Елизавета Ивановна припала к его забинтованной ноге.
— Не могу я больше. Не могу. Извелась совсем, — плача сказала она. — Я думала: война, фронт, буду помогать… Потому и пришла в полк. А тут… Когда же это все кончится?
Ларин с трудом понимал ее. Значит, все то, чем жил он все эти дни, ей только в тягость? Все, что было для него таким важным и значительным, ей совершенно чуждо?
Ларин хотел сказать, что она нужна сегодня так же, как будет нужна завтра. Но ничего не сказал. Эти слова остались бы только словами. Елизавета Ивановна жила своим горем. И все, что было за пределами его, было ей недоступно.
— Елизавета Ивановна, — сказал Ларин как можно ласковее. — Скоро мы будем воевать.
— Скоро? Вы верите в это, Павлик?
— Я это знаю… — Он приподнялся, но шина не пускала его. Тогда он снова лег на землю и пополз вперед, подтягивая забинтованную ногу.

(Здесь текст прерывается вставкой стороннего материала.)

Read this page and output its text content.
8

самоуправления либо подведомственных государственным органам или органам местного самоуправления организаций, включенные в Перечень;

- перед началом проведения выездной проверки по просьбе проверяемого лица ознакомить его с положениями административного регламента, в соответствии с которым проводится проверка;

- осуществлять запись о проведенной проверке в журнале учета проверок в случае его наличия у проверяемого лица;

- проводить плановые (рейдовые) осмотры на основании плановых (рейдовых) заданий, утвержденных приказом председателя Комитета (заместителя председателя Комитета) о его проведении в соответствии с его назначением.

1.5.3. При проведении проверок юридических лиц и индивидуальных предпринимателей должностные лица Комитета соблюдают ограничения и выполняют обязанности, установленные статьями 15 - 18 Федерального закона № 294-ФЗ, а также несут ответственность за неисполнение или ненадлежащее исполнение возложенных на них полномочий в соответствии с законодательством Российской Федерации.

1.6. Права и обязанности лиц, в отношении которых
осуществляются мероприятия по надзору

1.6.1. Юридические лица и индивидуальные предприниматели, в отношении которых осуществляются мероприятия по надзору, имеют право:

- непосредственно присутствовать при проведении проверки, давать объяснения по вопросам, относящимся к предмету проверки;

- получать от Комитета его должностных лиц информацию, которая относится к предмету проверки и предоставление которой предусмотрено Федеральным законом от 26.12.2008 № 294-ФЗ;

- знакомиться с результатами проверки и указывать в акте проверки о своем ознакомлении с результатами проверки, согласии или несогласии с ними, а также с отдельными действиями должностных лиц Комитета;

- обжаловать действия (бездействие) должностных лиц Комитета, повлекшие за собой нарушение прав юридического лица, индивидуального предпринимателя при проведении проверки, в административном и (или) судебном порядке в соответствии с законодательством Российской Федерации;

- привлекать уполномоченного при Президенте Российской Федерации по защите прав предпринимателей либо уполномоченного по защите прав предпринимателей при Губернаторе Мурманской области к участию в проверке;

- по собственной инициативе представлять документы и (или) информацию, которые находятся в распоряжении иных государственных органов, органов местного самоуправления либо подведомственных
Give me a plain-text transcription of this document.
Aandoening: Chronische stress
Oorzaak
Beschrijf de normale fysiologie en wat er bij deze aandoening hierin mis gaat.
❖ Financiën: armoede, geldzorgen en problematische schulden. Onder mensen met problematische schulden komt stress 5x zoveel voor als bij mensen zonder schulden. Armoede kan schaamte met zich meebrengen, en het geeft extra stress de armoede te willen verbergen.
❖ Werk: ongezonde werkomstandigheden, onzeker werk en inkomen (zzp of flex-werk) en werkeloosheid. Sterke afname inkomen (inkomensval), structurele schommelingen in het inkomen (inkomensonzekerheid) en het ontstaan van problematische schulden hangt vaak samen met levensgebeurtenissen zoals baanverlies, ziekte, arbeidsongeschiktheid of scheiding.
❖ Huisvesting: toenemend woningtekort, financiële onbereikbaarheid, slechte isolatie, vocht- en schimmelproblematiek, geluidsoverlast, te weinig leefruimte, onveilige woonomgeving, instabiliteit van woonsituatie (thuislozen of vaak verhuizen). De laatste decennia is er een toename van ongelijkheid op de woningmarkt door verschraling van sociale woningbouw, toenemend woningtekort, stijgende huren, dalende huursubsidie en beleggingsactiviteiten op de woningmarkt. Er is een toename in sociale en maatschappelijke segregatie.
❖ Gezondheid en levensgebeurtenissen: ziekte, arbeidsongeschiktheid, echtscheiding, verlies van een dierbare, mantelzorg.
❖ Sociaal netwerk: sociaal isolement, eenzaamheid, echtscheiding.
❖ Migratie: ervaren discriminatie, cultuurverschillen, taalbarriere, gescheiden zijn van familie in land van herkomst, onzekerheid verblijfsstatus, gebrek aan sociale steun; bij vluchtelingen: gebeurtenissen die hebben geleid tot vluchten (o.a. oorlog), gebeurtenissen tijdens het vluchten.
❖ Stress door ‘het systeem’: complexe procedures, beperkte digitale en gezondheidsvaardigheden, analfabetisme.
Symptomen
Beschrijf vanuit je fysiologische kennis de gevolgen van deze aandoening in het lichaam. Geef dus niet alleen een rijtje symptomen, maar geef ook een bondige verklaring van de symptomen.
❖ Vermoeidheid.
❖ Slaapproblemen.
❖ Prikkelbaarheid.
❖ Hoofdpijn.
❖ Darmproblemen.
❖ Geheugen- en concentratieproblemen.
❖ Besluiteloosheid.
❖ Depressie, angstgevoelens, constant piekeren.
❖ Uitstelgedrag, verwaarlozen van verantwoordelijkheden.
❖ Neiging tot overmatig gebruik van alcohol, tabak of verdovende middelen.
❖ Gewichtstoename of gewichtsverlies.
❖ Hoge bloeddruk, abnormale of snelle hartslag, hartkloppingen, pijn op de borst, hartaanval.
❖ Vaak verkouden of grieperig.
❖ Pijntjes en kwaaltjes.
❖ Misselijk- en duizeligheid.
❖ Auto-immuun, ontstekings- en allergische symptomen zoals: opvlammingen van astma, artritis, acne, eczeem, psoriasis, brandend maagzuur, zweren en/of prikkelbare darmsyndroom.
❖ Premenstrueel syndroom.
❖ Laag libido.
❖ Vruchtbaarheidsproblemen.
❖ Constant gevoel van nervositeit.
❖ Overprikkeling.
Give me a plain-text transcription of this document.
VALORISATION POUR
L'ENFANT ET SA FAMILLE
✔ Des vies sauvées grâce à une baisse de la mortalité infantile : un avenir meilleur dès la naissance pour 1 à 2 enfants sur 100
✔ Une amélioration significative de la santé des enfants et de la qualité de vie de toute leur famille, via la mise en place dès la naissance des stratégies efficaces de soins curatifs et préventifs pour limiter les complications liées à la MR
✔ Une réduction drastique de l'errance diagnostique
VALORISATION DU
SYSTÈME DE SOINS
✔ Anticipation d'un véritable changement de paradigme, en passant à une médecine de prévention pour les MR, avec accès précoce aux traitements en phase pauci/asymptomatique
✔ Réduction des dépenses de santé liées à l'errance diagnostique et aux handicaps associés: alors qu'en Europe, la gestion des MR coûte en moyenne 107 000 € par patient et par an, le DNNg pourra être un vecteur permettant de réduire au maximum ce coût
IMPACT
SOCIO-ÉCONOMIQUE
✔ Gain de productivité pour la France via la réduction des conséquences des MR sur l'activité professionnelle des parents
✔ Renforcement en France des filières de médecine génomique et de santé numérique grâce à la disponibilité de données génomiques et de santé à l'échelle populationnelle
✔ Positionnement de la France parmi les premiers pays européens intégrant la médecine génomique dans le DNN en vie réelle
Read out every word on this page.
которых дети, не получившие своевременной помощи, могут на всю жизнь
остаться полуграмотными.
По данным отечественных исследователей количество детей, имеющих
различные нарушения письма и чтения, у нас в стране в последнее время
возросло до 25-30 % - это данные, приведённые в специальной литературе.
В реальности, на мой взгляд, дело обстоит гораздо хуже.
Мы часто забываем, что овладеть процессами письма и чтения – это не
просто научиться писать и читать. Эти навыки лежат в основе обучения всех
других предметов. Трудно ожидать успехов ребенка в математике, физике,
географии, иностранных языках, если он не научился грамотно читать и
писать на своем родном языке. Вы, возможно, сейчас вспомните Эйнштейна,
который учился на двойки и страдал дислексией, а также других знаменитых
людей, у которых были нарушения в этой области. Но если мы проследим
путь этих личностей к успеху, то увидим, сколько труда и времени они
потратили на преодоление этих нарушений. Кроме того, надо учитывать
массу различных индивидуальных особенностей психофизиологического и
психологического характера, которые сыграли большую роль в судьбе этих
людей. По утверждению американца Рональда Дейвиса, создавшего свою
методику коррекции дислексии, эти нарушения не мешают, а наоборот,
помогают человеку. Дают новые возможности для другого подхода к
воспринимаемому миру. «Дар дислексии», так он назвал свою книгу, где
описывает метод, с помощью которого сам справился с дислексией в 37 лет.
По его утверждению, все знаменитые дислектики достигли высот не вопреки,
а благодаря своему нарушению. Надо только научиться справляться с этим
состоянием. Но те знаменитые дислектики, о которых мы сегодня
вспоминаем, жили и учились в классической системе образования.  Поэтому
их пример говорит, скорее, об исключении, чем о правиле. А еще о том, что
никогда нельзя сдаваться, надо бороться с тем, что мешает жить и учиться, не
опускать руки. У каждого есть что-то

— Павлик! Нельзя, Павлик… Товарищ капитан! — сказала Елизавета Ивановна, вытирая слезы с лица и смеясь над его неловкими движениями.
— Ну нет, — сказал Ларин. — Это мое право. У нас в дивизионе раненые из боя не выходят. А я как-никак здесь командир.
Удар по «противнику» был нанесен внезапно и именно по тем местам, где он сосредоточил силы для контратаки. Всю ночь и весь следующий день дивизия наступала, и ларинский дивизион несколько раз менял огневые позиции, сопровождая пехоту «огнем и колесами».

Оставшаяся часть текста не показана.